Paper notes - Merging LLMs at Pre-training, Considering Token Probabilities at RL
Here are two papers that target:
- Paper1: improving pre-training performance of an LLM by merging model checkpoints along the training trajectory and
- Paper2: improving post-training RL efficiency by avoiding the low-probability token dominance.
Model Merging in Pre-training of Large Language Models #
What’s new #
- Pre-trained Model Average (PMA) strategy for model merging during pre-training of large language models (LLMs).
- Focus on merging checkpoints from stable training phases to enhance performance and reduce training costs.
How it works #
- PMA merges weights from multiple checkpoints along the training trajectory.
- Three merging methods evaluated: Simple Moving Average (SMA), Exponential Moving Average (EMA), and Weighted Moving Average (WMA).
- Merging involves assigning weights to models based on their training recency, with SMA treating all models equally, EMA giving more weight to recent models, and WMA using linearly increasing weights.
- The optimal merging interval and number of models to merge are determined based on model size, with findings suggesting specific intervals (e.g., 8B tokens for 1.3B models).

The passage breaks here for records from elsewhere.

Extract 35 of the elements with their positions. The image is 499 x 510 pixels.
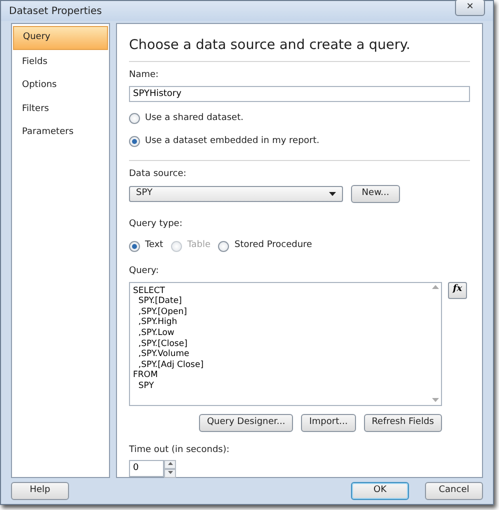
name-field[interactable]: SPYHistory [129,86,470,102]
sidebar-item[interactable]: Parameters [13,122,108,144]
name-label: Name: [129,69,160,82]
radio-label[interactable]: Stored Procedure [234,239,312,253]
spin-up-icon[interactable] [168,462,172,466]
radio-button[interactable] [218,240,230,252]
query-action-button[interactable]: Refresh Fields [364,414,442,432]
sidebar-item[interactable]: Query [13,26,108,50]
radio-button[interactable] [129,113,140,124]
query-label: Query: [129,265,160,278]
timeout-label: Time out (in seconds): [129,444,230,457]
query-action-button[interactable]: Query Designer... [198,414,294,432]
query-action-button[interactable]: Import... [301,414,356,432]
data-source-dropdown[interactable]: SPY [129,186,343,202]
dropdown-caret-icon [329,192,336,196]
panel-heading: Choose a data source and create a query. [129,37,412,54]
radio-button[interactable] [129,136,140,147]
window-title: Dataset Properties [9,4,102,19]
sidebar-item[interactable]: Options [13,75,108,97]
sidebar-item[interactable]: Filters [13,98,108,120]
help-button[interactable]: Help [11,482,69,500]
radio-label[interactable]: Text [145,239,164,253]
query-type-label: Query type: [129,218,184,231]
timeout-field[interactable]: 0 [129,460,164,478]
cancel-button[interactable]: Cancel [425,482,483,500]
sidebar-item[interactable]: Fields [13,52,108,74]
close-button[interactable]: ✕ [455,0,485,16]
ok-button[interactable]: OK [351,482,409,500]
expression-button[interactable]: fx [448,282,467,299]
radio-button[interactable] [129,240,140,252]
data-source-label: Data source: [129,168,188,182]
radio-label[interactable]: Use a shared dataset. [145,112,244,126]
new-button[interactable]: New... [351,184,400,203]
query-editor[interactable]: SELECT SPY.[Date] ,SPY.[Open] ,SPY.High ,SPY.Low ,SPY.[Close] ,SPY.Volume ,SPY.[Adj Close] FROM SPY [129,282,442,406]
radio-label[interactable]: Use a dataset embedded in my report. [145,134,320,148]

- PMA-init technique applied during continual training (CT) and supervised fine-tuning (SFT) stages to stabilize training and improve performance.
Results #
- Significant performance improvements observed across various downstream tasks after applying PMA.

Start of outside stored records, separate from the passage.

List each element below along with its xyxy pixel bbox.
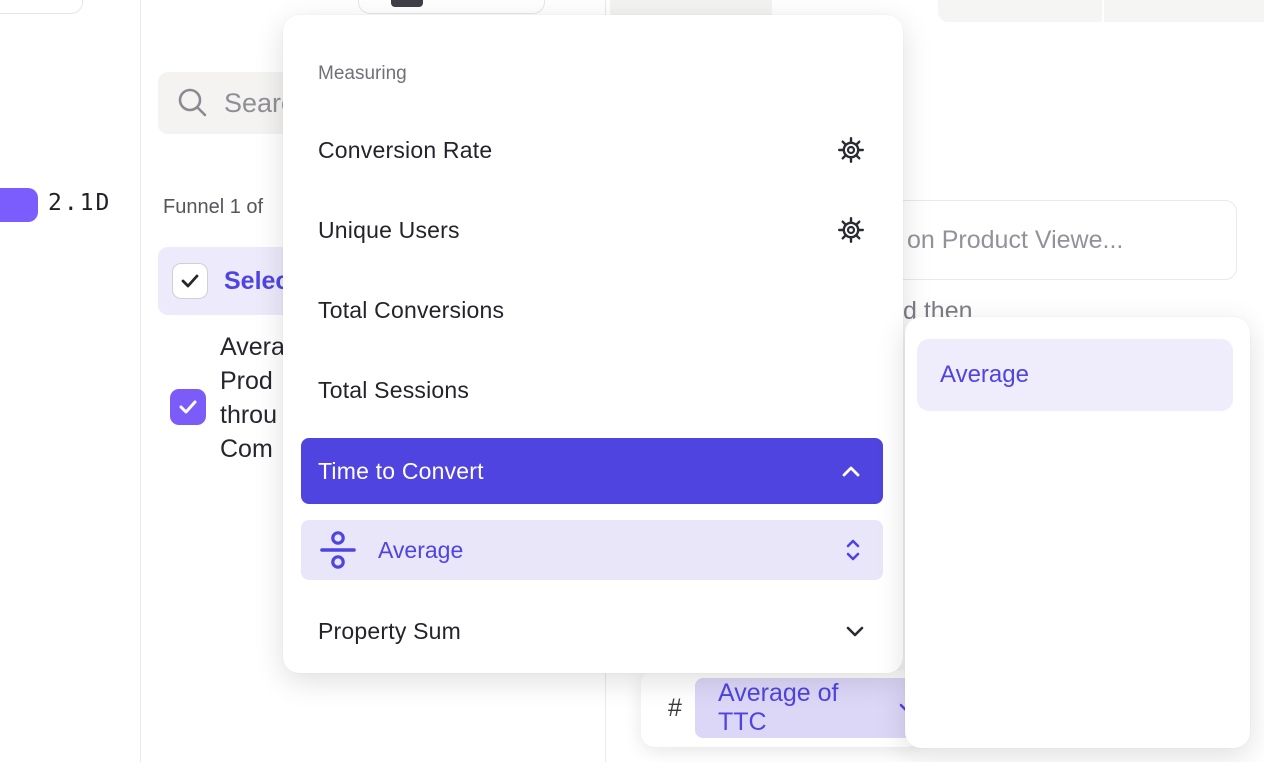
funnel-chart-icon: [391, 0, 423, 7]
menu-item-label: Average: [378, 537, 845, 564]
menu-item-label: Time to Convert: [318, 458, 484, 485]
aggregation-submenu: Average Median Percentile Minimum Maximu…: [905, 317, 1250, 748]
average-of-ttc-dropdown[interactable]: Average of TTC: [695, 678, 915, 738]
left-divider: [140, 0, 141, 762]
gear-icon[interactable]: [837, 216, 865, 244]
step-duration-badge: 2.1D: [48, 190, 111, 216]
submenu-item-label: Average: [940, 361, 1029, 389]
number-type-icon: #: [668, 694, 682, 723]
submenu-item-average[interactable]: Average: [917, 339, 1233, 411]
step-description-line: throu: [220, 398, 285, 432]
step-description-line: Com: [220, 432, 285, 466]
measuring-menu-header: Measuring: [318, 63, 407, 85]
chevron-down-icon: [845, 625, 865, 638]
check-icon: [179, 270, 201, 292]
step-description: Avera Prod throu Com: [220, 330, 285, 466]
gear-icon[interactable]: [837, 136, 865, 164]
menu-item-conversion-rate[interactable]: Conversion Rate: [283, 118, 903, 182]
event-selector-card[interactable]: on Product Viewe...: [880, 200, 1237, 280]
menu-item-total-conversions[interactable]: Total Conversions: [283, 278, 903, 342]
menu-item-label: Total Conversions: [318, 297, 504, 324]
divide-icon: [320, 529, 356, 571]
menu-item-label: Total Sessions: [318, 377, 469, 404]
menu-item-ttc-average[interactable]: Average: [301, 520, 883, 580]
funnel-count-label: Funnel 1 of: [163, 196, 263, 219]
search-icon: [176, 86, 210, 120]
top-gray-partial: [610, 0, 772, 16]
event-selector-label: on Product Viewe...: [907, 226, 1123, 255]
submenu-item-median[interactable]: Median: [905, 741, 1250, 762]
property-value-card: # Average of TTC: [641, 670, 921, 747]
menu-item-time-to-convert[interactable]: Time to Convert: [301, 438, 883, 504]
menu-item-label: Unique Users: [318, 217, 460, 244]
menu-item-label: Conversion Rate: [318, 137, 492, 164]
menu-item-property-sum[interactable]: Property Sum: [283, 599, 903, 663]
average-of-ttc-label: Average of TTC: [718, 679, 888, 737]
funnel-step-color-bar: [0, 188, 38, 222]
top-right-tab-2[interactable]: [1104, 0, 1264, 22]
chevron-up-icon: [841, 465, 861, 478]
top-right-tab-1[interactable]: [938, 0, 1102, 22]
funnel-measuring-screen: 2.1D Search Funnel 1 of Select Avera Pro…: [0, 0, 1264, 762]
menu-item-label: Property Sum: [318, 618, 461, 645]
measuring-menu: Measuring Conversion Rate Unique Users: [283, 15, 903, 673]
top-chart-type-partial[interactable]: [358, 0, 545, 14]
menu-item-unique-users[interactable]: Unique Users: [283, 198, 903, 262]
unfold-caret-icon: [845, 538, 861, 562]
select-all-checkbox[interactable]: [172, 263, 208, 299]
top-left-partial-control: [0, 0, 83, 14]
step-checkbox[interactable]: [170, 389, 206, 425]
check-icon: [177, 396, 199, 418]
step-description-line: Prod: [220, 364, 285, 398]
step-description-line: Avera: [220, 330, 285, 364]
menu-item-total-sessions[interactable]: Total Sessions: [283, 358, 903, 422]
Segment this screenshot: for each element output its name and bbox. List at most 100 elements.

- Merged models showed better stability during training, reducing loss spikes and improving GradNorm metrics.
- PMA-init led to smoother training dynamics and better initialization weights, enhancing downstream performance.
Why it matters #
- Provides a practical framework for enhancing the efficiency of LLM pre-training.

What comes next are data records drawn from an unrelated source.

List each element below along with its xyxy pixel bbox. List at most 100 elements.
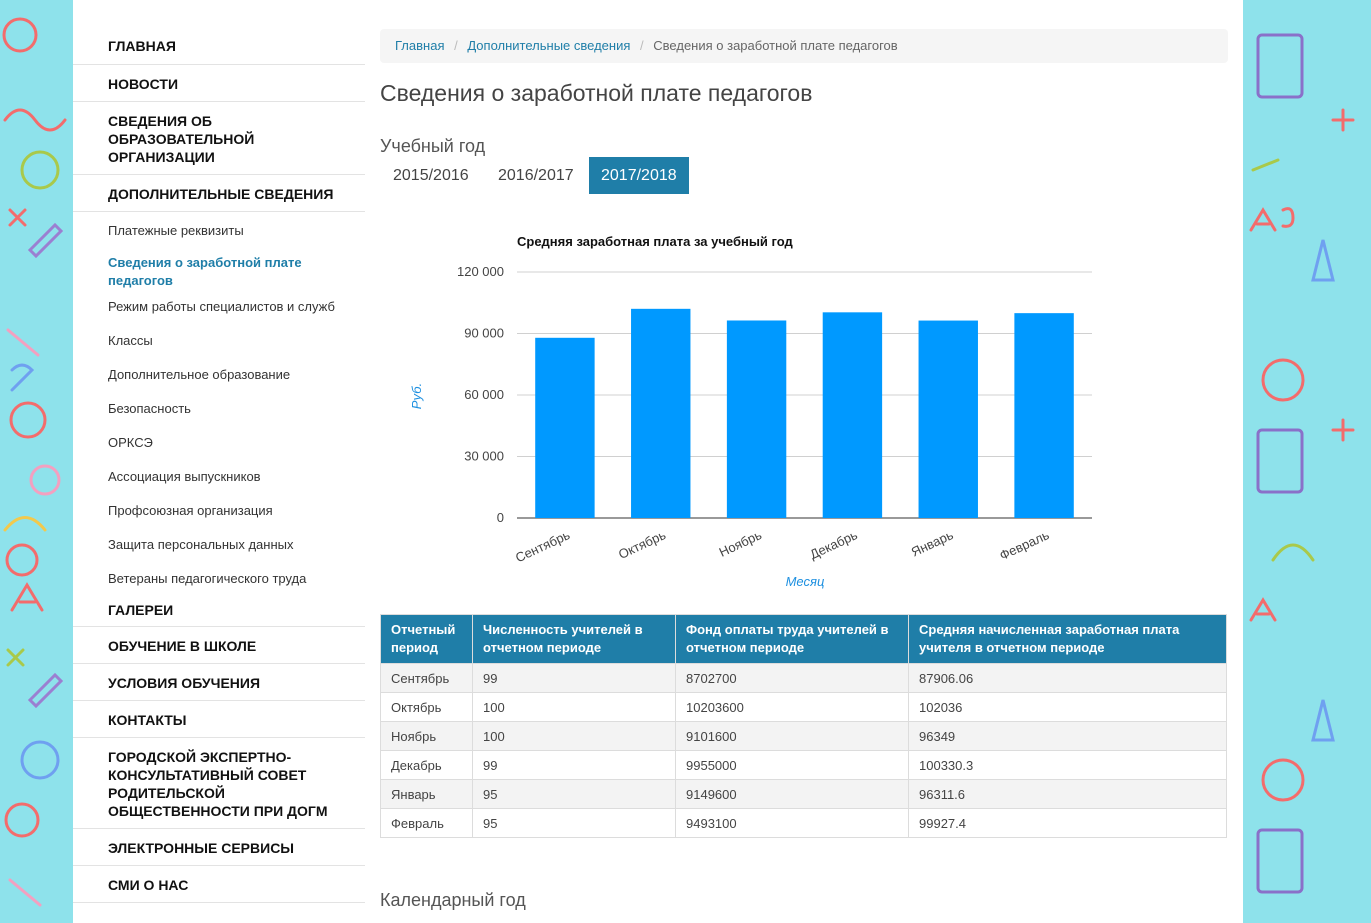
- table-cell-period: Сентябрь: [380, 663, 473, 693]
- sidebar-subitem-work-schedule[interactable]: Режим работы специалистов и служб: [73, 298, 365, 332]
- table-cell-period: Октябрь: [380, 692, 473, 722]
- table-cell-teacher-count: 95: [472, 808, 676, 838]
- table-row: Февраль 95 9493100 99927.4: [380, 808, 1227, 838]
- table-row: Сентябрь 99 8702700 87906.06: [380, 663, 1227, 693]
- calendar-year-label: Календарный год: [380, 890, 526, 910]
- right-pattern-background: [1243, 0, 1371, 923]
- table-cell-payroll-fund: 9955000: [675, 750, 909, 780]
- column-header-payroll-fund: Фонд оплаты труда учителей в отчетном пе…: [675, 614, 909, 664]
- sidebar-subitem-extra-education[interactable]: Дополнительное образование: [73, 366, 365, 400]
- sidebar-item-parents-council[interactable]: ГОРОДСКОЙ ЭКСПЕРТНО-КОНСУЛЬТАТИВНЫЙ СОВЕ…: [73, 738, 365, 829]
- breadcrumb-parent-link[interactable]: Дополнительные сведения: [467, 38, 630, 53]
- tab-year-2016-2017[interactable]: 2016/2017: [486, 157, 586, 194]
- sidebar-item-label: НОВОСТИ: [108, 76, 179, 92]
- sidebar-item-label: ГОРОДСКОЙ ЭКСПЕРТНО-КОНСУЛЬТАТИВНЫЙ СОВЕ…: [108, 749, 328, 819]
- chart-bars: [535, 308, 1074, 518]
- sidebar-item-label: СВЕДЕНИЯ ОБ ОБРАЗОВАТЕЛЬНОЙ ОРГАНИЗАЦИИ: [108, 113, 255, 165]
- chart-bar: [535, 337, 595, 518]
- table-cell-average-salary: 100330.3: [908, 750, 1227, 780]
- chart-x-tick-label: Февраль: [997, 527, 1051, 563]
- table-row: Ноябрь 100 9101600 96349: [380, 721, 1227, 751]
- column-header-average-salary: Средняя начисленная заработная плата учи…: [908, 614, 1227, 664]
- sidebar-item-label: ГЛАВНАЯ: [108, 38, 176, 54]
- sidebar-subitem-alumni[interactable]: Ассоциация выпускников: [73, 468, 365, 502]
- table-cell-teacher-count: 100: [472, 692, 676, 722]
- sidebar-subitem-classes[interactable]: Классы: [73, 332, 365, 366]
- sidebar-subitem-safety[interactable]: Безопасность: [73, 400, 365, 434]
- sidebar-item-label: УСЛОВИЯ ОБУЧЕНИЯ: [108, 675, 261, 691]
- sidebar-subitem-personal-data[interactable]: Защита персональных данных: [73, 536, 365, 570]
- column-header-period: Отчетный период: [380, 614, 473, 664]
- sidebar-item-learning-conditions[interactable]: УСЛОВИЯ ОБУЧЕНИЯ: [73, 664, 365, 701]
- sidebar-item-label: ГАЛЕРЕИ: [108, 602, 174, 618]
- table-cell-average-salary: 87906.06: [908, 663, 1227, 693]
- table-cell-average-salary: 102036: [908, 692, 1227, 722]
- sidebar-subitem-label: Защита персональных данных: [108, 537, 294, 552]
- chart-y-tick-label: 120 000: [457, 264, 504, 279]
- sidebar-subitem-label: Режим работы специалистов и служб: [108, 299, 335, 314]
- table-cell-payroll-fund: 9149600: [675, 779, 909, 809]
- table-row: Январь 95 9149600 96311.6: [380, 779, 1227, 809]
- table-cell-teacher-count: 99: [472, 750, 676, 780]
- chart-x-tick-label: Сентябрь: [513, 527, 572, 565]
- table-row: Октябрь 100 10203600 102036: [380, 692, 1227, 722]
- sidebar-item-galleries[interactable]: ГАЛЕРЕИ: [73, 597, 365, 627]
- chart-y-axis-title: Руб.: [409, 383, 424, 409]
- salary-table: Отчетный период Численность учителей в о…: [380, 614, 1227, 838]
- chart-bar: [631, 308, 691, 518]
- sidebar-item-additional-info[interactable]: ДОПОЛНИТЕЛЬНЫЕ СВЕДЕНИЯ: [73, 175, 365, 212]
- table-cell-average-salary: 96311.6: [908, 779, 1227, 809]
- sidebar-subitem-label: Профсоюзная организация: [108, 503, 273, 518]
- sidebar-item-home[interactable]: ГЛАВНАЯ: [73, 0, 365, 65]
- sidebar-subitem-label: Платежные реквизиты: [108, 223, 244, 238]
- table-cell-teacher-count: 99: [472, 663, 676, 693]
- chart-x-tick-label: Октябрь: [616, 527, 668, 562]
- table-row: Декабрь 99 9955000 100330.3: [380, 750, 1227, 780]
- chart-bar: [822, 312, 883, 518]
- page-container: ГЛАВНАЯ НОВОСТИ СВЕДЕНИЯ ОБ ОБРАЗОВАТЕЛЬ…: [73, 0, 1243, 923]
- table-cell-period: Февраль: [380, 808, 473, 838]
- sidebar-subitem-salary-info[interactable]: Сведения о заработной плате педагогов: [73, 246, 365, 298]
- tab-year-2015-2016[interactable]: 2015/2016: [381, 157, 481, 194]
- breadcrumb-current: Сведения о заработной плате педагогов: [653, 38, 898, 53]
- table-cell-payroll-fund: 8702700: [675, 663, 909, 693]
- sidebar-item-media[interactable]: СМИ О НАС: [73, 866, 365, 903]
- sidebar-subitem-label: ОРКСЭ: [108, 435, 153, 450]
- column-header-teacher-count: Численность учителей в отчетном периоде: [472, 614, 676, 664]
- sidebar-subitem-payment-details[interactable]: Платежные реквизиты: [73, 212, 365, 246]
- chart-bar: [918, 320, 978, 518]
- table-cell-average-salary: 96349: [908, 721, 1227, 751]
- chart-gridlines: [517, 271, 1092, 519]
- academic-year-label: Учебный год: [380, 136, 486, 156]
- sidebar-subitem-trade-union[interactable]: Профсоюзная организация: [73, 502, 365, 536]
- sidebar-subitem-label: Классы: [108, 333, 153, 348]
- sidebar-item-e-services[interactable]: ЭЛЕКТРОННЫЕ СЕРВИСЫ: [73, 829, 365, 866]
- chart-x-tick-label: Декабрь: [807, 527, 859, 562]
- tab-year-2017-2018[interactable]: 2017/2018: [589, 157, 689, 194]
- breadcrumb-separator: /: [454, 38, 458, 53]
- sidebar-item-school-learning[interactable]: ОБУЧЕНИЕ В ШКОЛЕ: [73, 627, 365, 664]
- sidebar-item-org-info[interactable]: СВЕДЕНИЯ ОБ ОБРАЗОВАТЕЛЬНОЙ ОРГАНИЗАЦИИ: [73, 102, 365, 175]
- table-cell-payroll-fund: 10203600: [675, 692, 909, 722]
- table-body: Сентябрь 99 8702700 87906.06 Октябрь 100 10203…: [380, 663, 1227, 838]
- chart-bar: [1014, 313, 1074, 518]
- sidebar-subitem-veterans[interactable]: Ветераны педагогического труда: [73, 570, 365, 597]
- chart-y-tick-label: 60 000: [464, 387, 504, 402]
- table-cell-period: Декабрь: [380, 750, 473, 780]
- salary-chart: Средняя заработная плата за учебный год …: [380, 220, 1228, 600]
- chart-title: Средняя заработная плата за учебный год: [517, 234, 794, 249]
- table-cell-payroll-fund: 9493100: [675, 808, 909, 838]
- chart-y-axis: 0 30 000 60 000 90 000 120 000: [457, 264, 504, 525]
- table-header-row: Отчетный период Численность учителей в о…: [380, 614, 1227, 664]
- chart-y-tick-label: 0: [497, 510, 504, 525]
- sidebar-subitem-orkse[interactable]: ОРКСЭ: [73, 434, 365, 468]
- chart-x-tick-label: Январь: [909, 527, 956, 560]
- breadcrumb-home-link[interactable]: Главная: [395, 38, 444, 53]
- sidebar-item-news[interactable]: НОВОСТИ: [73, 65, 365, 102]
- salary-chart-svg: Средняя заработная плата за учебный год …: [409, 234, 1092, 589]
- sidebar-item-contacts[interactable]: КОНТАКТЫ: [73, 701, 365, 738]
- table-cell-teacher-count: 95: [472, 779, 676, 809]
- table-cell-period: Ноябрь: [380, 721, 473, 751]
- breadcrumb-separator: /: [640, 38, 644, 53]
- chart-y-tick-label: 30 000: [464, 449, 504, 464]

- Leads to a more stable post-training and improved performance
Do Not Let Low-Probability Tokens Over-Dominate in RL for LLMs #
What’s new #
- Low-probability tokens’ dominates RL (GRPO) training for LLMs.
- “Dominates” means, low-prob tokens pull the model too much in the wrong direction by relatively big gradient updates.
- Two methods: Advantage Reweighting and Low-Probability Token Isolation (Lopti) to mitigate this issue.
How it works #
- Advantage Reweighting:
- Adjusts the weight of tokens based on their probabilities.
- Tokens with lower probabilities receive linearly smaller update weights.
- This reduces errors in update directions for high-probability tokens.
-Low-Probability Token Isolation (Lopti):
- Divides tokens into low-probability and high-probability groups based on a predefined threshold.
- Updates low-probability tokens first, followed by high-probability tokens.
- This order of updates allows for better influence on high-probability tokens, ensuring they are adjusted correctly based on the previous updates.
Results #
- On K&K Logic Puzzle dataset:
- GRPO enhanced with Advantage Reweighting improved performance by 35.9%.
- GRPO with Lopti improved performance by 38.5%.
- Combined use of both methods resulted in a 46.2% performance increase.
- On math-related datasets, improvements were also observed, demonstrating the methods’ effectiveness across various tasks.
Why it matters #
- Enhances the efficiency and effectiveness of updates in RL training, leading to better model performance.